MICHAEL ROWLAND: Mike Baird, the NSW Premier who has long supported an increase in the GST, this morning has come out with his new plan which would provide the Federal Government with more money to compensate low to middle income earners if you did decide to campaign on a higher GST. Are you attracted to the New South Wales’ Premier’s plan?
MATHIAS CORMANN: We welcome the fact that New South Wales Premier Mike Baird and South Australian Premier Weatherill have engaged constructively with the Commonwealth. We have engaged in good faith in a conversation with all of the State and Territory Governments. That conversation is ongoing. We are considering all of the various proposals that are being put forward and at some point in the next little while, certainly in good time before the next election, we'll be making some decisions on the best way forward.

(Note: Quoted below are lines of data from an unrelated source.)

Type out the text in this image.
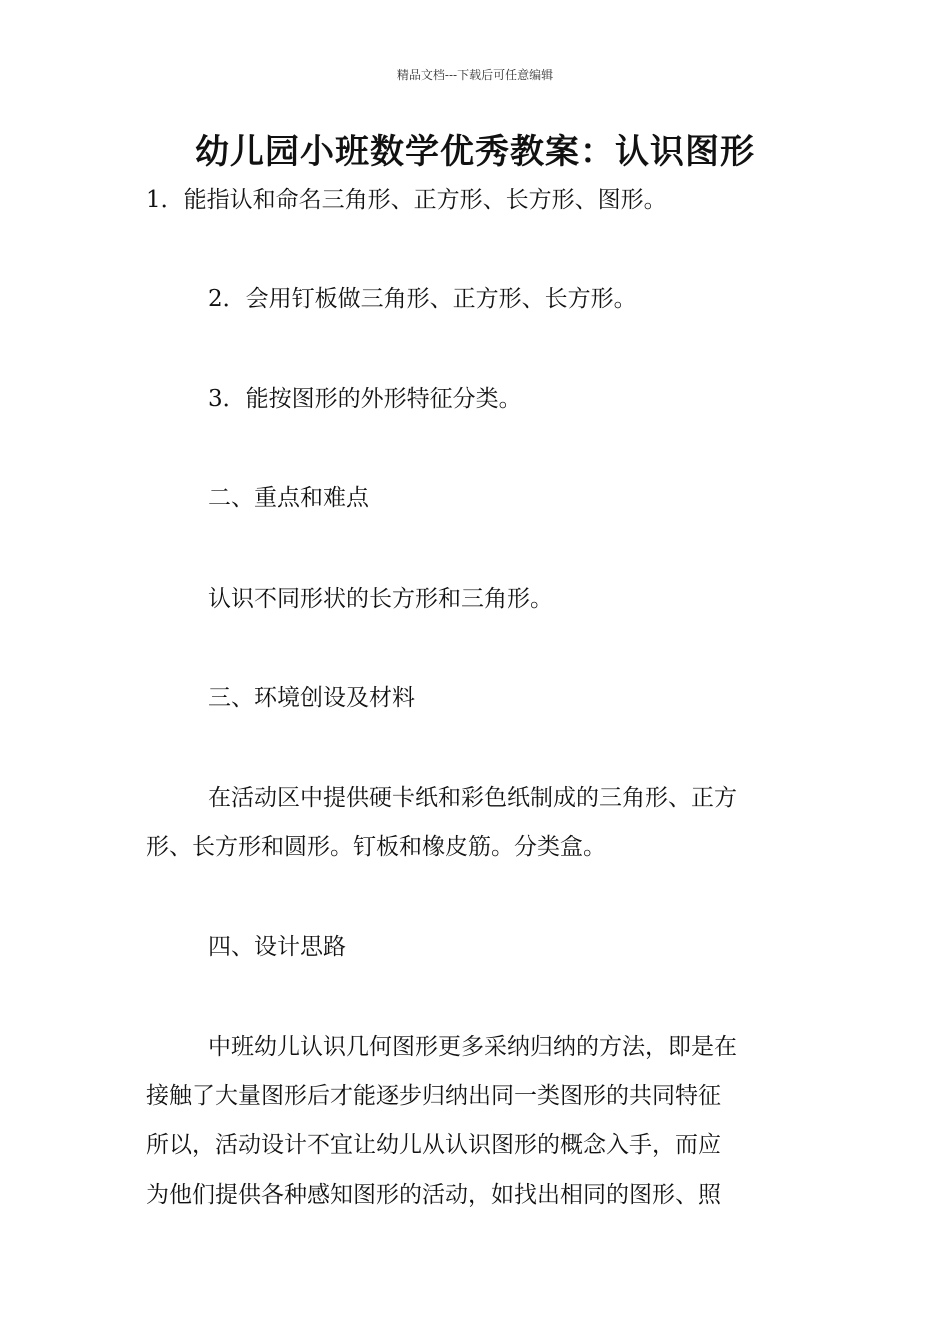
精品文档---下载后可任意编辑
幼儿园小班数学优秀教案：认识图形

1．能指认和命名三角形、正方形、长方形、图形。

2．会用钉板做三角形、正方形、长方形。

3．能按图形的外形特征分类。

二、重点和难点

认识不同形状的长方形和三角形。

三、环境创设及材料

在活动区中提供硬卡纸和彩色纸制成的三角形、正方

形、长方形和圆形。钉板和橡皮筋。分类盒。

四、设计思路

中班幼儿认识几何图形更多采纳归纳的方法，即是在

接触了大量图形后才能逐步归纳出同一类图形的共同特征

所以，活动设计不宜让幼儿从认识图形的概念入手，而应

为他们提供各种感知图形的活动，如找出相同的图形、照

MICHAEL ROWLAND: Moving on to another issue, we have had the former Howard Government Minister Amanda Vanstone on the show earlier arguing that Tony Abbott should leave politics and leave quickly otherwise she fears he'll become a destabilising force for Malcolm Turnbull. Do you agree with her view?

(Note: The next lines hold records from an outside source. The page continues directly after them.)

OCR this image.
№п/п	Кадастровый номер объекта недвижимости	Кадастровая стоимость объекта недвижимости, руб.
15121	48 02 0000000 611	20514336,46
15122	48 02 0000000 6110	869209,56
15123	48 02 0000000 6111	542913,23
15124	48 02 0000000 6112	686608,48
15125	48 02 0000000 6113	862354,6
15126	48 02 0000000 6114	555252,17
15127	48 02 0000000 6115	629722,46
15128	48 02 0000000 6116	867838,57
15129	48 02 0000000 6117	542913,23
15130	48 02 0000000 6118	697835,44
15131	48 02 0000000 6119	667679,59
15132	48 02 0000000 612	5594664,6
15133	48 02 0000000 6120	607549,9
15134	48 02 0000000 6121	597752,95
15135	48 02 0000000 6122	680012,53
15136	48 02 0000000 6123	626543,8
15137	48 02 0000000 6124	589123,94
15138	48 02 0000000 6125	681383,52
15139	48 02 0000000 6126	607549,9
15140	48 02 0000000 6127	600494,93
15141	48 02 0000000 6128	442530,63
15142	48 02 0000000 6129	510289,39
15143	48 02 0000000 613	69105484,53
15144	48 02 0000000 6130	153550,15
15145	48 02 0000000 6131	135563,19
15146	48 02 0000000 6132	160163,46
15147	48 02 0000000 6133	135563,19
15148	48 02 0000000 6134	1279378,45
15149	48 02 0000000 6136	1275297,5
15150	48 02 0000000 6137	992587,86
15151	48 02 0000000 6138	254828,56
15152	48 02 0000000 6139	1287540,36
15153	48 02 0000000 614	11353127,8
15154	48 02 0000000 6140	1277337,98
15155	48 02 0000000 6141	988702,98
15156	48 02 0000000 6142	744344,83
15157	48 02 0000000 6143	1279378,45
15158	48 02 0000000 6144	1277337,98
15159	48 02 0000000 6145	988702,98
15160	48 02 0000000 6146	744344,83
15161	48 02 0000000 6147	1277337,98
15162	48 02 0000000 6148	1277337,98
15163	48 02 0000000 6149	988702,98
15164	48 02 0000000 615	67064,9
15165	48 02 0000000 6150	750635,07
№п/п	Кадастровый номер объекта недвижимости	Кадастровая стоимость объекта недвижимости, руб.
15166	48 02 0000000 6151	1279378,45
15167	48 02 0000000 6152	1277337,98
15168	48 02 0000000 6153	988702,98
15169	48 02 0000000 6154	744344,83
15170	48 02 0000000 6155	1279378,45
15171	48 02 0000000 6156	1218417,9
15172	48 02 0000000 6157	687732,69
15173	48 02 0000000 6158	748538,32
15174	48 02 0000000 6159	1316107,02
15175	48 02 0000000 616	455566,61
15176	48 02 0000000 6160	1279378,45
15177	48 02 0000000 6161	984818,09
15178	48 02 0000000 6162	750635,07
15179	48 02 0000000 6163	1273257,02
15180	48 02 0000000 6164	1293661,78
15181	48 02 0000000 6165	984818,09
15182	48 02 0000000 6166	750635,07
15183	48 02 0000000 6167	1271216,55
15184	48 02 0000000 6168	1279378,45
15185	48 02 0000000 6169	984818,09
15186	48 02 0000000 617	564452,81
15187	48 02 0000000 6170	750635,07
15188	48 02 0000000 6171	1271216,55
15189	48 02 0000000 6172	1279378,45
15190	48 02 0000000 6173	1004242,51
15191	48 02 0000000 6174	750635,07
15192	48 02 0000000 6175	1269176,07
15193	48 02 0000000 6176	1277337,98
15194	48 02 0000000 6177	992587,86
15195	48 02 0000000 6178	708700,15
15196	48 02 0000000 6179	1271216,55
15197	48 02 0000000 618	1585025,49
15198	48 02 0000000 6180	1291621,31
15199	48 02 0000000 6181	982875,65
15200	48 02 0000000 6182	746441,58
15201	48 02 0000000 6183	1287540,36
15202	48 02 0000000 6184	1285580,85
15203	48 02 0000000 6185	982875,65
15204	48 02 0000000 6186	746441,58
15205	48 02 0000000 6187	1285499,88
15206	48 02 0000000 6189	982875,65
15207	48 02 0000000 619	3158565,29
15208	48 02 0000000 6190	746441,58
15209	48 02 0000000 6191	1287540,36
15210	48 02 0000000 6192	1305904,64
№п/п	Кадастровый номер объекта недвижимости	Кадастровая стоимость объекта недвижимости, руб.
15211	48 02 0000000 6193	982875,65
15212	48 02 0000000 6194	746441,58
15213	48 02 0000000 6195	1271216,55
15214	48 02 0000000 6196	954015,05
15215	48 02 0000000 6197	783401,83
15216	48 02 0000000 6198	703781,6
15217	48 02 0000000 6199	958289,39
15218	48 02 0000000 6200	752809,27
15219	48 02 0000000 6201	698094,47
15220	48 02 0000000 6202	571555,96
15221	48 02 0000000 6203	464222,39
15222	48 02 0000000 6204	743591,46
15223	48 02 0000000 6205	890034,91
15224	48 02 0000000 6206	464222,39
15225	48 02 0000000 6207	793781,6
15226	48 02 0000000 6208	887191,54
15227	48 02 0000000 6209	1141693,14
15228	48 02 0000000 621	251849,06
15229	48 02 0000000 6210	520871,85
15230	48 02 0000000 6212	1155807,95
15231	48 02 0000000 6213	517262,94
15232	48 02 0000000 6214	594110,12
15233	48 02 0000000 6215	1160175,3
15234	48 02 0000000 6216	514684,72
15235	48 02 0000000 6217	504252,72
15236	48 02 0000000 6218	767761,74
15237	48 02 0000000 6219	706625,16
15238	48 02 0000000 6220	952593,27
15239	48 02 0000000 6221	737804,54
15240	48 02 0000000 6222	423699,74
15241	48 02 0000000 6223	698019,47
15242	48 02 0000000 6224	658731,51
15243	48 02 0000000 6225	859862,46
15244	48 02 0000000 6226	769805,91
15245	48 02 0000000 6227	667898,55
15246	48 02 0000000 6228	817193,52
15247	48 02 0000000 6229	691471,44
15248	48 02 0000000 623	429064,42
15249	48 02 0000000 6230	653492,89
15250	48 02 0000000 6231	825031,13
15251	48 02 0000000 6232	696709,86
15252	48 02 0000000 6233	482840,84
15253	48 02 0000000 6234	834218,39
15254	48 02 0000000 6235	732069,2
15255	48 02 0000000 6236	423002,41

MATHIAS CORMANN: No I don't. Tony Abbott has made a decision to stay. That is because he feels that he still has a contribution to make. I don't agree at all that Tony Abbott is a destabilising force.

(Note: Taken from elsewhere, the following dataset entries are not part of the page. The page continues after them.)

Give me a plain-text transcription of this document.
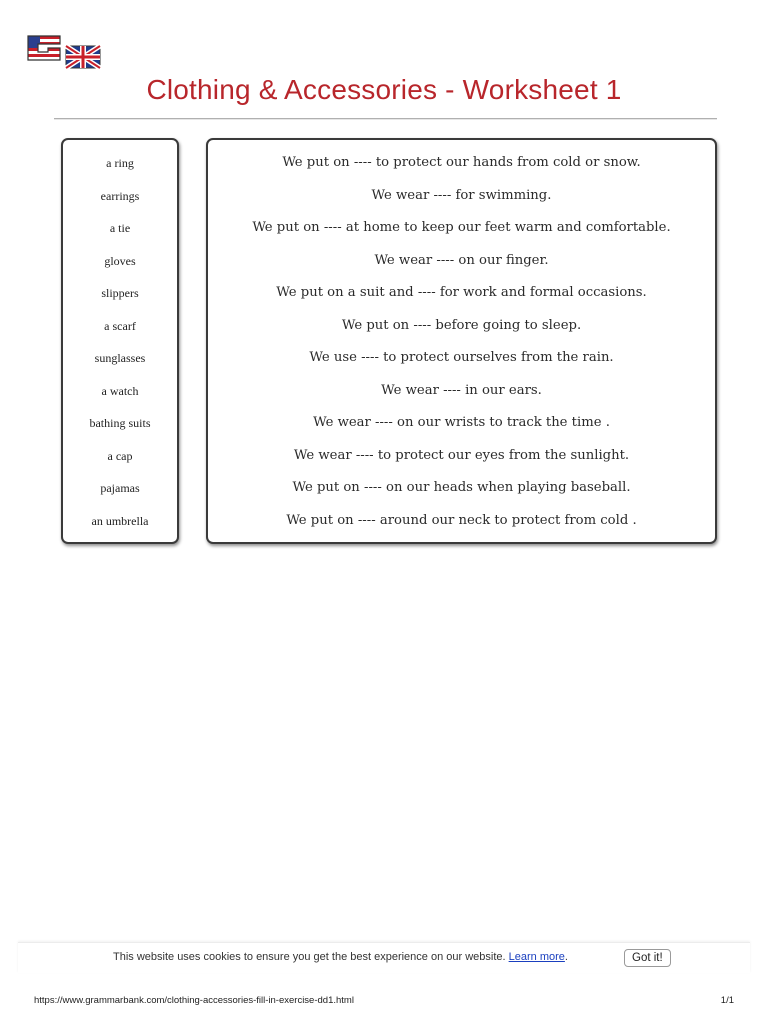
Clothing & Accessories - Worksheet 1
a ring
earrings
a tie
gloves
slippers
a scarf
sunglasses
a watch
bathing suits
a cap
pajamas
an umbrella
We put on ---- to protect our hands from cold or snow.
We wear ---- for swimming.
We put on ---- at home to keep our feet warm and comfortable.
We wear ---- on our finger.
We put on a suit and ---- for work and formal occasions.
We put on ---- before going to sleep.
We use ---- to protect ourselves from the rain.
We wear ---- in our ears.
We wear ---- on our wrists to track the time .
We wear ---- to protect our eyes from the sunlight.
We put on ---- on our heads when playing baseball.
We put on ---- around our neck to protect from cold .
This website uses cookies to ensure you get the best experience on our website. Learn more.	Got it!
https://www.grammarbank.com/clothing-accessories-fill-in-exercise-dd1.html	1/1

MICHALE ROWLAND: And do you we've he'll be true to his word not to be a wrecker, not to undermine the Prime Minister? Because as Amanda Vanstone argues, every time he makes a public statement that will be viewed through, from our point of view, the awful events that happened towards the end of last year.
MATHIAS CORMANN: I absolutely believe Tony Abbott will be true to his word. In fact he is being true to his word. I don't believe Tony Abbott is ever a wrecker. I think that Tony Abbott is always focused on making a positive contribution to our country.
MICHAEL ROWLAND: She has also made the point that she's heard that Tony Abbott has been telling people that he's young enough to have another crack at the leadership. Do you ever see a circumstance where we'll see Tony Abbott re-dice, another Prime Ministership by Tony Abbott?
MATHIAS CORMANN: He hasn't put that to me. That's just speculation. We are a strong and united team under the leadership of Malcolm Turnbull. Malcolm Turnbull will continue to lead our Government for as long as the Australian people put their trust and confidence in us.
MICHAEL ROWLAND: Now Amanda Vanstone has also had a go at some of your more senior colleagues, people like Philip Ruddock and Bronwyn Bishop. In her words describing them as old stock and dead wood who should move out of their seats in favour of younger blood. Was she being a bit too harsh in your view?
MATHIAS CORMANN: I'm not going to provide a running commentary on all of my colleagues. Every one of my colleagues who feels that they continue to have a contribution to make should continue to put their hand up. For as long as any of us have the confidence of our party to represent the Liberal party at the next election or at the election after that for that matter, as long as we have the confidence of the people that elect us in our electorates, we can continue to serve. I'll leave the commentary to commentators like Amanda Vanstone.
MICHAEL ROWLAND: When the Prime Minister says the election won't be until August, September or October Mathias Cormann, do we believe him?
MATHIAS CORMANN: We always believe the Prime Minister. We've said all the way through that we still have a lot of work to do. That the next election in the ordinary course of events is due in around September/October. So that is when I would expect the next election to be.
MICHAEL ROWLAND: Mathias Cormann in Canberra, thank you for your time this morning.
MATHIAS CORMANN: Always good to talk to you.